Alone again, old Heythorp sat unmoving, his brain just narcotically touched. "The flag flyin'--the flag flyin'!" He raised his glass and sucked. He had an appetite now, and finished the three cutlets, and all the sauce and spinach. Pity! he could have managed a snipe fresh shot! A desire to delay, to lengthen dinner, was strong upon him; there were but the souffle' and the savoury to come. He would have enjoyed, too, someone to talk to. He had always been fond of good company--been good company himself, or so they said--not that he had had a chance of late. Even at the Boards they avoided talking to him, he had noticed for a long time. Well! that wouldn't trouble him again--he had sat through his last Board, no doubt. They shouldn't kick him off, though; he wouldn't give them that pleasure-- had seen the beggars hankering after his chairman's shoes too long. The souffle was before him now, and lifting his glass, he said:
"These are the special glasses, sir; only four to the bottle."
The servant filled, screwing up his mouth.
Old Heythorp drank, and put the glass down empty with a sigh. He had been ,faithful to his principles, finished the bottle before touching the sweet--a good bottle--of a good brand! And now for the souffle! Delicious, flipped down with the old sherry! So that holy woman was going to a ball, was she! How deuced funny!

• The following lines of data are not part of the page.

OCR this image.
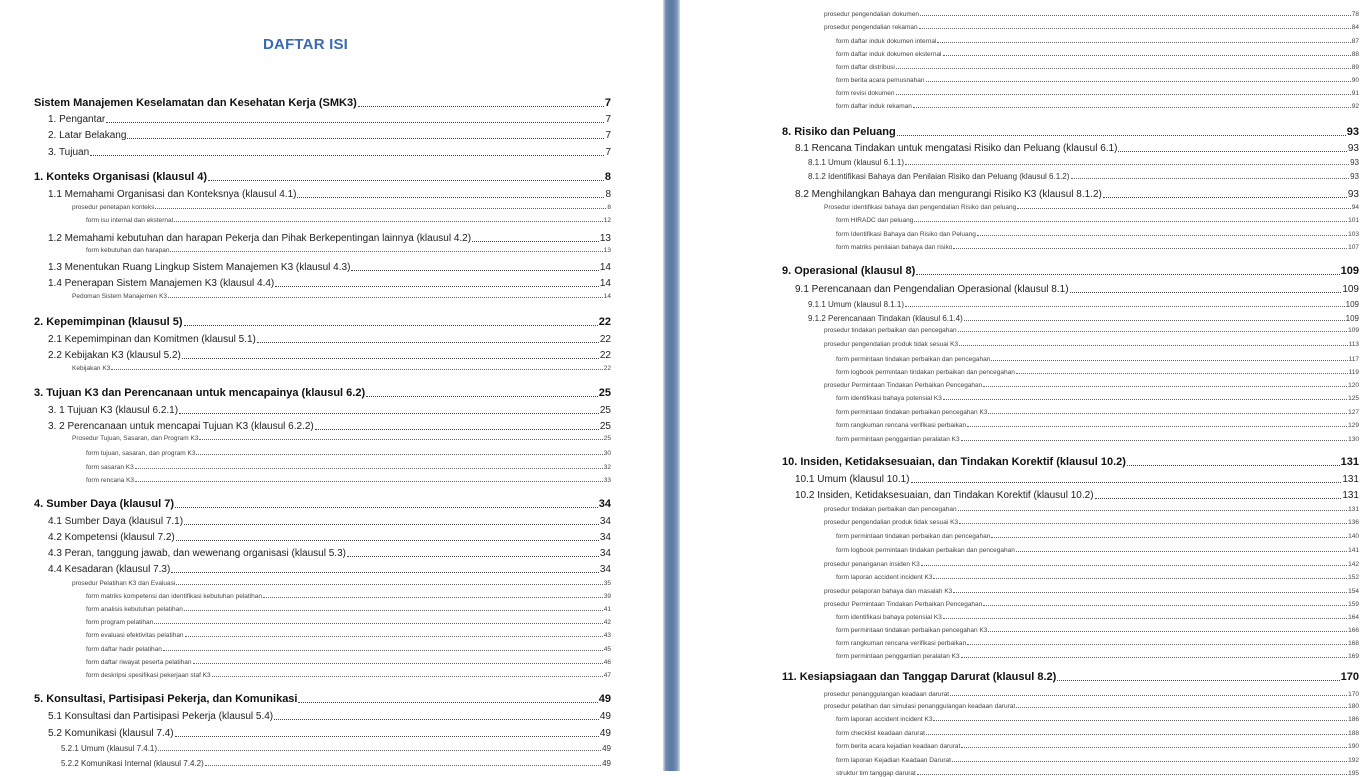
DAFTAR ISI
Sistem Manajemen Keselamatan dan Kesehatan Kerja (SMK3)	7
1. Pengantar	7
2. Latar Belakang	7
3. Tujuan	7
1. Konteks Organisasi (klausul 4)	8
1.1 Memahami Organisasi dan Konteksnya (klausul 4.1)	8
prosedur penetapan konteks	8
form isu internal dan eksternal	12
1.2 Memahami kebutuhan dan harapan Pekerja dan Pihak Berkepentingan lainnya (klausul 4.2)	13
form kebutuhan dan harapan	13
1.3 Menentukan Ruang Lingkup Sistem Manajemen K3 (klausul 4.3)	14
1.4 Penerapan Sistem Manajemen K3 (klausul 4.4)	14
Pedoman Sistem Manajemen K3	14
2. Kepemimpinan (klausul 5)	22
2.1 Kepemimpinan dan Komitmen (klausul 5.1)	22
2.2 Kebijakan K3 (klausul 5.2)	22
Kebijakan K3	22
3. Tujuan K3 dan Perencanaan untuk mencapainya (klausul 6.2)	25
3. 1 Tujuan K3 (klausul 6.2.1)	25
3. 2 Perencanaan untuk mencapai Tujuan K3 (klausul 6.2.2)	25
Prosedur Tujuan, Sasaran, dan Program K3	25
form tujuan, sasaran, dan program K3	30
form sasaran K3	32
form rencana K3	33
4. Sumber Daya (klausul 7)	34
4.1 Sumber Daya (klausul 7.1)	34
4.2 Kompetensi (klausul 7.2)	34
4.3 Peran, tanggung jawab, dan wewenang organisasi (klausul 5.3)	34
4.4 Kesadaran (klausul 7.3)	34
prosedur Pelatihan K3 dan Evaluasi	35
form matriks kompetensi dan identifikasi kebutuhan pelatihan	39
form analisis kebutuhan pelatihan	41
form program pelatihan	42
form evaluasi efektivitas pelatihan	43
form daftar hadir pelatihan	45
form daftar riwayat peserta pelatihan	46
form deskripsi spesifikasi pekerjaan staf K3	47
5. Konsultasi, Partisipasi Pekerja, dan Komunikasi	49
5.1 Konsultasi dan Partisipasi Pekerja (klausul 5.4)	49
5.2 Komunikasi (klausul 7.4)	49
5.2.1 Umum (klausul 7.4.1)	49
5.2.2 Komunikasi Internal (klausul 7.4.2)	49
prosedur pengendalian dokumen	78
prosedur pengendalian rekaman	84
form daftar induk dokumen internal	87
form daftar induk dokumen eksternal	88
form daftar distribusi	89
form berita acara pemusnahan	90
form revisi dokumen	91
form daftar induk rekaman	92
8. Risiko dan Peluang	93
8.1 Rencana Tindakan untuk mengatasi Risiko dan Peluang (klausul 6.1)	93
8.1.1 Umum (klausul 6.1.1)	93
8.1.2 Identifikasi Bahaya dan Penilaian Risiko dan Peluang (klausul 6.1.2)	93
8.2 Menghilangkan Bahaya dan mengurangi Risiko K3 (klausul 8.1.2)	93
Prosedur identifikasi bahaya dan pengendalian Risiko dan peluang	94
form HIRADC dan peluang	101
form Identifikasi Bahaya dan Risiko dan Peluang	103
form matriks penilaian bahaya dan risiko	107
9. Operasional (klausul 8)	109
9.1 Perencanaan dan Pengendalian Operasional (klausul 8.1)	109
9.1.1 Umum (klausul 8.1.1)	109
9.1.2 Perencanaan Tindakan (klausul 6.1.4)	109
prosedur tindakan perbaikan dan pencegahan	109
prosedur pengendalian produk tidak sesuai K3	113
form permintaan tindakan perbaikan dan pencegahan	117
form logbook permintaan tindakan perbaikan dan pencegahan	119
prosedur Permintaan Tindakan Perbaikan Pencegahan	120
form identifikasi bahaya potensial K3	125
form permintaan tindakan perbaikan pencegahan K3	127
form rangkuman rencana verifikasi perbaikan	129
form permintaan penggantian peralatan K3	130
10. Insiden, Ketidaksesuaian, dan Tindakan Korektif (klausul 10.2)	131
10.1 Umum (klausul 10.1)	131
10.2 Insiden, Ketidaksesuaian, dan Tindakan Korektif (klausul 10.2)	131
prosedur tindakan perbaikan dan pencegahan	131
prosedur pengendalian produk tidak sesuai K3	136
form permintaan tindakan perbaikan dan pencegahan	140
form logbook permintaan tindakan perbaikan dan pencegahan	141
prosedur penanganan insiden K3	142
form laporan accident incident K3	152
prosedur pelaporan bahaya dan masalah K3	154
prosedur Permintaan Tindakan Perbaikan Pencegahan	159
form identifikasi bahaya potensial K3	164
form permintaan tindakan perbaikan pencegahan K3	166
form rangkuman rencana verifikasi perbaikan	168
form permintaan penggantian peralatan K3	169
11. Kesiapsiagaan dan Tanggap Darurat (klausul 8.2)	170
prosedur penanggulangan keadaan darurat	170
prosedur pelatihan dan simulasi penanggulangan keadaan darurat	180
form laporan accident incident K3	186
form checklist keadaan darurat	188
form berita acara kejadian keadaan darurat	190
form laporan Kejadian Keadaan Darurat	192
struktur tim tanggap darurat	195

Who would dance with a dry stick like that, all eaten up with a piety which was just sexual disappointment? Ah! yes, lots of women like that--had often noticed 'em--pitied 'em too, until you had to do with them and they made you as unhappy as themselves, and were tyrants into the bargain. And he asked:
"I'll have my port with it--the 'sixty-eight." The man stood gazing with evident stupefaction. He had not expected this. The old man's face was very flushed, but that might be the bath. He said feebly:
"Would you mind if I spoke to Miss Heythorp, Sir?"